Can this smartphone system save the Philippine’s Palawan rainforest from destruction?
Palawan, an island in the Southwest Philippines, is world-renowned for its exquisite natural beauty and promise of adventure for tourists. Unfortunately, it’s also being attacked by opportunists — so how can this simple smartphone system help protect it? The Philippines comprises over 7,000 islands, most of which are teeming with a rich array of flora, fauna, and marine life — and are at risk of destruction.
Palawan, the tropical treasure of the Philippines
The Palawan rainforest has been touted as the last of the ecological frontiers in the Philippine archipelago, accounting for most of the nation’s forest cover. Rainforests, found all over the world, play integral and practical roles in achieving ecological balance.
The immense biodiversity of the Palawan rainforest ensures that locals have sufficient clean drinking water, and helps prevent natural disasters such as landslides. Most importantly, rainforests such as Palawan’s absorb the greenhouse gas carbon dioxide (CO2), a leading cause of highly destructive climate change around the world.
The outlook for rainforests around the world is beyond gloomy. Out of the 15 million square kilometers of tropical rainforests that once existed, only six million remain, says The Nature Conservancy. Palawan in particular is losing approximately 5,500 hectares of rainforest yearly due to increasing encroachment of agricultural and residential land, frequent forest fires, and commercial and illegal logging. Forest rangers are also at risk of extreme danger from armed illegal loggers, who have caused the death of 18 loggers from 2001 to 2019.
Thankfully, the evolution of technology, coupled with its proliferation and innovation, has resulted in possibilities for collaborative efforts to continue protecting the Palawan rainforest.
The Philippines Department of Environment and Natural Resources (DENR) has embarked on a working partnership with PLDT’s wireless and mobile operator Smart Communications (PLDT SC), Rainforest Connection (RFCx), and Huawei to bring several smart solutions to address the various issues plaguing Palawan’s ecological gem.
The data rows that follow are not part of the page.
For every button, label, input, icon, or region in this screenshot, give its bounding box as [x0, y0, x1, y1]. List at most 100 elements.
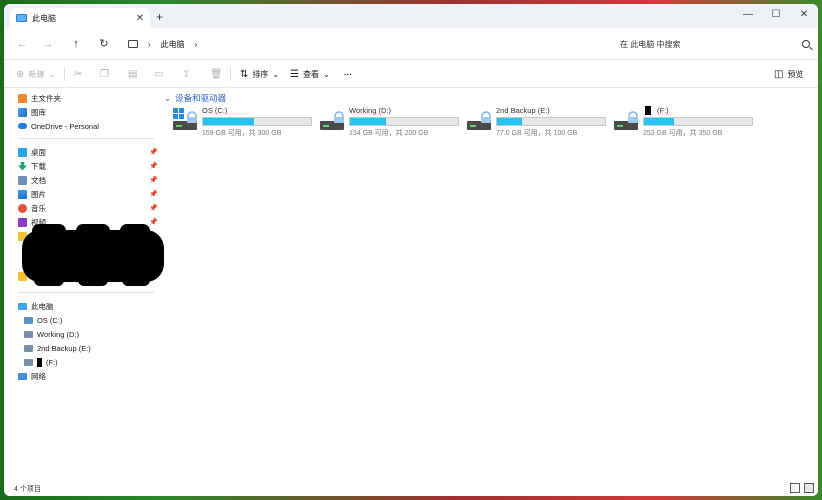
up-button[interactable]: ↑ — [68, 36, 84, 52]
chevron-down-icon: ⌄ — [322, 69, 330, 79]
pin-icon[interactable]: 📌 — [149, 162, 158, 170]
sidebar-item-onedrive[interactable]: OneDrive - Personal — [18, 120, 99, 132]
search-icon[interactable] — [802, 40, 810, 48]
explorer-window: 此电脑 ✕ + — ☐ ✕ ← → ↑ ↻ › 此电脑 › 在 此电脑 中搜索 … — [4, 4, 818, 496]
drive-free-space: 159 GB 可用，共 300 GB — [202, 130, 282, 137]
drive-usage-bar — [643, 117, 753, 126]
view-label: 查看 — [302, 69, 319, 79]
pin-icon[interactable]: 📌 — [149, 148, 158, 156]
sidebar-item-pictures[interactable]: 图片 📌 — [18, 188, 158, 200]
redacted-area — [122, 274, 150, 286]
pin-icon[interactable]: 📌 — [149, 204, 158, 212]
locked-drive-icon — [320, 111, 344, 130]
sidebar-item-home[interactable]: 主文件夹 — [18, 92, 61, 104]
drive-icon — [24, 330, 33, 338]
drive-e[interactable]: 2nd Backup (E:) 77.0 GB 可用，共 100 GB — [466, 106, 608, 140]
refresh-button[interactable]: ↻ — [96, 36, 112, 52]
drive-d[interactable]: Working (D:) 134 GB 可用，共 200 GB — [319, 106, 461, 140]
sidebar-item-label: 图库 — [31, 107, 46, 117]
tiles-view-button[interactable] — [804, 483, 814, 493]
search-box[interactable]: 在 此电脑 中搜索 — [620, 36, 810, 52]
gallery-icon — [18, 107, 27, 117]
redacted-label — [37, 357, 42, 367]
breadcrumb[interactable]: › 此电脑 › — [128, 36, 197, 52]
back-button[interactable]: ← — [14, 36, 30, 52]
navigation-pane: 主文件夹 图库 OneDrive - Personal 桌面 📌 下载 📌 文档… — [4, 88, 164, 480]
sidebar-item-drive-f[interactable]: (F:) — [24, 356, 58, 368]
drive-usage-bar — [349, 117, 459, 126]
sidebar-item-desktop[interactable]: 桌面 📌 — [18, 146, 158, 158]
drive-free-space: 253 GB 可用，共 350 GB — [643, 130, 723, 137]
close-window-button[interactable]: ✕ — [792, 6, 816, 24]
sidebar-item-label: Working (D:) — [37, 329, 79, 339]
sidebar-item-drive-c[interactable]: OS (C:) — [24, 314, 62, 326]
minimize-button[interactable]: — — [736, 6, 760, 24]
rename-button[interactable]: ▭ — [154, 66, 163, 82]
new-tab-button[interactable]: + — [156, 10, 163, 24]
drive-c[interactable]: OS (C:) 159 GB 可用，共 300 GB — [172, 106, 314, 140]
search-input[interactable]: 在 此电脑 中搜索 — [620, 39, 802, 50]
sidebar-item-downloads[interactable]: 下载 📌 — [18, 160, 158, 172]
breadcrumb-separator[interactable]: › — [195, 40, 198, 49]
sidebar-item-drive-e[interactable]: 2nd Backup (E:) — [24, 342, 91, 354]
sidebar-item-drive-d[interactable]: Working (D:) — [24, 328, 79, 340]
home-icon — [18, 93, 27, 103]
paste-button[interactable]: ▤ — [128, 66, 137, 82]
tab-this-pc[interactable]: 此电脑 ✕ — [10, 8, 150, 28]
copy-button[interactable]: ❐ — [100, 66, 109, 82]
view-icon: ☰ — [290, 68, 299, 80]
sidebar-item-label: 2nd Backup (E:) — [37, 343, 91, 353]
drive-usage-bar — [496, 117, 606, 126]
pin-icon[interactable]: 📌 — [149, 190, 158, 198]
drive-name: (F:) — [657, 106, 669, 115]
drive-usage-fill — [497, 118, 522, 125]
chevron-down-icon: ⌄ — [48, 69, 56, 79]
address-bar: ← → ↑ ↻ › 此电脑 › 在 此电脑 中搜索 — [4, 28, 818, 60]
desktop-icon — [18, 147, 27, 157]
cloud-icon — [18, 123, 27, 129]
drive-usage-bar — [202, 117, 312, 126]
sidebar-item-label: 音乐 — [31, 203, 46, 213]
trash-icon: 🗑 — [210, 68, 223, 80]
close-tab-button[interactable]: ✕ — [136, 13, 144, 24]
breadcrumb-separator[interactable]: › — [148, 40, 151, 49]
sidebar-item-label: 此电脑 — [31, 301, 54, 311]
computer-icon — [128, 40, 138, 48]
new-button[interactable]: ⊕ 新建 ⌄ — [16, 66, 55, 82]
pin-icon[interactable]: 📌 — [149, 218, 158, 226]
rename-icon: ▭ — [154, 68, 164, 80]
pin-icon[interactable]: 📌 — [149, 176, 158, 184]
sidebar-item-label: 文档 — [31, 175, 46, 185]
video-icon — [18, 217, 27, 227]
forward-button[interactable]: → — [40, 36, 56, 52]
sidebar-item-label: 桌面 — [31, 147, 46, 157]
more-options-button[interactable]: ··· — [344, 66, 352, 82]
sidebar-item-this-pc[interactable]: 此电脑 — [18, 300, 54, 312]
details-view-button[interactable] — [790, 483, 800, 493]
view-button[interactable]: ☰ 查看 ⌄ — [290, 66, 330, 82]
sort-icon: ⇅ — [240, 68, 249, 80]
chevron-down-icon: ⌄ — [272, 69, 280, 79]
sidebar-item-gallery[interactable]: 图库 — [18, 106, 46, 118]
sort-button[interactable]: ⇅ 排序 ⌄ — [240, 66, 279, 82]
devices-section-header[interactable]: ⌄ 设备和驱动器 — [164, 92, 226, 104]
sidebar-item-music[interactable]: 音乐 📌 — [18, 202, 158, 214]
share-button[interactable]: ⇪ — [182, 66, 190, 82]
drive-usage-fill — [350, 118, 386, 125]
sidebar-item-network[interactable]: 网络 — [18, 370, 46, 382]
breadcrumb-this-pc[interactable]: 此电脑 — [161, 39, 185, 50]
delete-button[interactable]: 🗑 — [210, 66, 223, 82]
drive-name: Working (D:) — [349, 106, 391, 115]
drive-f[interactable]: (F:) 253 GB 可用，共 350 GB — [613, 106, 755, 140]
music-icon — [18, 203, 27, 213]
drive-icon — [24, 316, 33, 324]
preview-button[interactable]: ◫ 预览 — [774, 66, 803, 82]
sidebar-item-label: (F:) — [46, 357, 58, 367]
redacted-area — [120, 224, 150, 238]
cut-button[interactable]: ✂ — [74, 66, 82, 82]
sidebar-item-documents[interactable]: 文档 📌 — [18, 174, 158, 186]
sidebar-item-label: 主文件夹 — [31, 93, 61, 103]
add-circle-icon: ⊕ — [16, 68, 25, 80]
maximize-button[interactable]: ☐ — [764, 6, 788, 24]
status-bar: 4 个项目 — [4, 480, 818, 496]
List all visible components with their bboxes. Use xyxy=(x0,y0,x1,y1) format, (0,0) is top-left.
Palawan: Protection through technology
To deal with animal poaching and illegal logging, a monitoring system powered by Huawei Cloud has been deployed in five protected areas across Palawan: Cadlao Island, Maranlao and Pasadena in El Nido, and New Guinlo and Pancol in Taytay.
Dubbed the Rainforest Guardian system, it utilizes old mobile devices to monitor and record sounds of human activity such as chainsaws and vehicles, as well as capture data on animal behavioral patterns. Natural forest sounds are distinguished from them through the use of artificial intelligence (AI), which detects and then uploads them to the cloud on the Smart Communications network.
This information is then sent to forest rangers via RFCx’s mobile app. DENR forest rangers receive real-time alerts of sounds from chainsaws, trucks, and other indicators of forest destruction, which enables them to take quick action.
Smart Communications, as RFCx’s first Filipino telco partner, provides the five pilot sites with wireless connectivity. The system has shown promising results since its rollout in January 2020, identifying illegal logging which is then verified and addressed by forest rangers.
The Forest Guardian system can be considered a successful proof of concept which can be rapidly and easily deployed in other countries with similar issues. Huawei expects the system to be able to double its coverage area by 2021.
Encouragingly, RFCx estimates that the system’s coverage may boost carbon dioxide (CO2) absorption by 30 million tons, which has the same impact as removing six million cars off the roads. Moving forward, RFCx and Huawei will continue optimizing the sound monitoring system, adding web and mobile interfaces.
Sound data from multiple sources can then be aggregated through an API, which can help to scale up recording and analyses for the AI learning model.
With better monitoring, the ecological ecosystem of one of the world’s few remaining rainforests can be more effectively protected and conserved – and hopefully, the other precious rainforests too.